A look at Brett Murray's biographical details on the "Who's Who In SA" suggests that he get some sort of recognition, award or celebratory exhibition roughly once every ten years. Going on the artistic merit and lack of any sort of statement made by his latest exhibition, that strikes me as being surprisingly generous.
Hail To The Thief II comprises of some incredibly bland, tired concepts, interesting only in the fact that the works lack any significant creative or artistic merit. This takes some doing, for you would have thought that just by accident even one of the works would have something that takes your attention. Nothing on display here looks any better than you would expect from rejected entries for a photoshop contest on the internet.
The tragedy is the lost opportunities. Forward Comrades, for instance, seems to be some sort of comment about a certain Julius Malema, looking at the adjusted Johnnie Walker logo on it. Wasn't it rather the actual President, rather than The Man Who Would Be King, involved in a court case relating to someone spilling whisky on him? Satirical comment in art only really works if you have the right target.
As for the current President, and the "highlight" of the exhibition, on to The Spear.
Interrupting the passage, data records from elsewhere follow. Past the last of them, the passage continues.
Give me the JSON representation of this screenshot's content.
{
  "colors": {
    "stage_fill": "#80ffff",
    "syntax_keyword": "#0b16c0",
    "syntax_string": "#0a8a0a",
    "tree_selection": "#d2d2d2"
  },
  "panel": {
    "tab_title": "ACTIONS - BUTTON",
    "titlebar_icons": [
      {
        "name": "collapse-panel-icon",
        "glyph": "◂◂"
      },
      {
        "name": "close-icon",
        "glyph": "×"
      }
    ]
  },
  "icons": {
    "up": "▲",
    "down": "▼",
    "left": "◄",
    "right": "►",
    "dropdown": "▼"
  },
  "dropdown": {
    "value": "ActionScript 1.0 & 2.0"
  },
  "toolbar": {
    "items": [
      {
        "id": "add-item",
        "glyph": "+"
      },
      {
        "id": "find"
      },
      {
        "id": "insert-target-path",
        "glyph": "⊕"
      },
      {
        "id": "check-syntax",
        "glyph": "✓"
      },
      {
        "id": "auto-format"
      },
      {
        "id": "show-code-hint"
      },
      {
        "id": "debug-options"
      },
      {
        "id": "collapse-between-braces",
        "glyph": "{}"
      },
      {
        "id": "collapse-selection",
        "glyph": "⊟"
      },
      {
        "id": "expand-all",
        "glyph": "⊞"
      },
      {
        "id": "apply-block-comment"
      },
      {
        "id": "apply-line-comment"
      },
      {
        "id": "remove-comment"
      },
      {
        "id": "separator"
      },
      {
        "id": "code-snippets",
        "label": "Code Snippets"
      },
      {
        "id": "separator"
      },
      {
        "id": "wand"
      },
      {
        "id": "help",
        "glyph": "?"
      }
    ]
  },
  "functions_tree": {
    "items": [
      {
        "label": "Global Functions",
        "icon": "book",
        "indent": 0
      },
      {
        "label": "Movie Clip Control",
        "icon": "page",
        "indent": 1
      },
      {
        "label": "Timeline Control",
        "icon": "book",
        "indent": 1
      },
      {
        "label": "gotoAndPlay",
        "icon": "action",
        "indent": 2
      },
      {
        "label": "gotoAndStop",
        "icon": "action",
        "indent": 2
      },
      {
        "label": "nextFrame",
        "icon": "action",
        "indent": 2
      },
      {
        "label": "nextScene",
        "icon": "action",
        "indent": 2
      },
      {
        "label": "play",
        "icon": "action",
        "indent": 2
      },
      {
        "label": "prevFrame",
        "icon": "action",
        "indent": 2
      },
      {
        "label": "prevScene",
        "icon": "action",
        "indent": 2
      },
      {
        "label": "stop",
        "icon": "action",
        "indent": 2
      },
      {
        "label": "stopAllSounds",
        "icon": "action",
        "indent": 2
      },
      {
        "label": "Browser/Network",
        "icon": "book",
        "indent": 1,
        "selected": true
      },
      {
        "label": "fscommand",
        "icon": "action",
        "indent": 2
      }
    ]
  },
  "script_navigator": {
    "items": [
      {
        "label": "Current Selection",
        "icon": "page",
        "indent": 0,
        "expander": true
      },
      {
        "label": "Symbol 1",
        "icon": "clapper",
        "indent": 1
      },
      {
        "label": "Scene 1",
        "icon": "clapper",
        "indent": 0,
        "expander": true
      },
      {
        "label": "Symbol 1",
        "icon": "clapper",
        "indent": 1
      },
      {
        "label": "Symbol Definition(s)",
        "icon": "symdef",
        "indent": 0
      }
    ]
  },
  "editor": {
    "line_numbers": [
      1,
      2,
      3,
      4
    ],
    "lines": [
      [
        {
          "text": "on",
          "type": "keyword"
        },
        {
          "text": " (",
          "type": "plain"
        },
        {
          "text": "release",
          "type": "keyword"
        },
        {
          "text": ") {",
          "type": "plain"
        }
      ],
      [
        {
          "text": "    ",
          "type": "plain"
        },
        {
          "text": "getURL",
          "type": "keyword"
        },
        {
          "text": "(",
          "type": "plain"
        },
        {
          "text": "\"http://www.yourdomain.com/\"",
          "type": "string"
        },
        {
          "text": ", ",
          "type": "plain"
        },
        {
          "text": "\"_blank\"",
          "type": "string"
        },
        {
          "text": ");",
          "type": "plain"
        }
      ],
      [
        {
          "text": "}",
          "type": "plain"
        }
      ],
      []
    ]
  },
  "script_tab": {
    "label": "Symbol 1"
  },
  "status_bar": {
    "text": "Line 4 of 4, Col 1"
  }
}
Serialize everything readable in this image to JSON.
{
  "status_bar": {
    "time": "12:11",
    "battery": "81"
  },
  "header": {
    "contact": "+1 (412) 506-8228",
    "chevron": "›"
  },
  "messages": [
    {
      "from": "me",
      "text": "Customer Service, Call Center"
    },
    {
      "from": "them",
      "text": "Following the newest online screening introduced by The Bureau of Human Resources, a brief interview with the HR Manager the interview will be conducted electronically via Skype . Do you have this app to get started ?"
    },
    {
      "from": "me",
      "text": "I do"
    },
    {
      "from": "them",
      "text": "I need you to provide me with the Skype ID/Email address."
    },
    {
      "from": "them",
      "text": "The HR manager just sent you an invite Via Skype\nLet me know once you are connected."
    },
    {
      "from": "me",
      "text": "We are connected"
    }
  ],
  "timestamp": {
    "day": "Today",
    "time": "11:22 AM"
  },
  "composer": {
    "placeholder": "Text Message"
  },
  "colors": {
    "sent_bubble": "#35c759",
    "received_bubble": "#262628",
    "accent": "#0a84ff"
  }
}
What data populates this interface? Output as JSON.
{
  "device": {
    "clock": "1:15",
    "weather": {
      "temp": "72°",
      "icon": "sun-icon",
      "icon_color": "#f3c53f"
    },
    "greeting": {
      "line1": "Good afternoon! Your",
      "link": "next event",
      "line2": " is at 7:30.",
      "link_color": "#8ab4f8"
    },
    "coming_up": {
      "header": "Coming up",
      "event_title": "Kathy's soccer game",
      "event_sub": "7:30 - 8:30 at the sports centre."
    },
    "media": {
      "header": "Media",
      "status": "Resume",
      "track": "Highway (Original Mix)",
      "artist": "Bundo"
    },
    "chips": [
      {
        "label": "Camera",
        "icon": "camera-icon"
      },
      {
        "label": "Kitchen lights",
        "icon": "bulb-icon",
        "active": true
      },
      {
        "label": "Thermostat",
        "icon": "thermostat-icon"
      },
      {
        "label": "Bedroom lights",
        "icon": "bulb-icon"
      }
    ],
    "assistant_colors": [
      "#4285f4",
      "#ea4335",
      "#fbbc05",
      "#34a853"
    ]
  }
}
This is your basic Banksy rip-off, via the way of the famous Warhol-styled portrait of Barack Obama. It is not very good at all, which is why you suspect an exposed penis was added later in the hope of attracting some interest to it. Well, it certainly has done that, but there's more than enough comments on the internet around that. From an artistic or statement point of view, what an utter failure. Had Zuma been presented entirely naked in a Lenin pose, then you would have had a rather impressive meeting of a famous Socialsit / Communist icon with the tale of the Emperor's New Clothes. It could have been a call or plea for sensible political opposition, a bold statement on a leader surrounded by the proverbial "yes men" or even just slightly satirical. Even then, it probably would not have been a particularly impressive work, but at least it would have had some semblance of focus or sense.
Moving on to the other works and you get a dreary mock Monopoly card and incredibly "bored when I did this" looking ANC logo with "SOLD" stamped across it.Slight offence is caused by the work called Amandla!, in which Murray seems to suggest that the sole reason people supported both the struggle and the ANC was to get alcohol, cars and money.
I neither agree nor disagree with anything Brett Murray's works say because, away from they hype, they actually say nothing at all. They lack heart, passion, conviction and intent, seemingly produced with a rather bored sense of "this will do". With numerous people curious about The Speak apparently flocking to the gallery at present, one can only hope that the gallery has had the decency to display some actual art too for people to admire.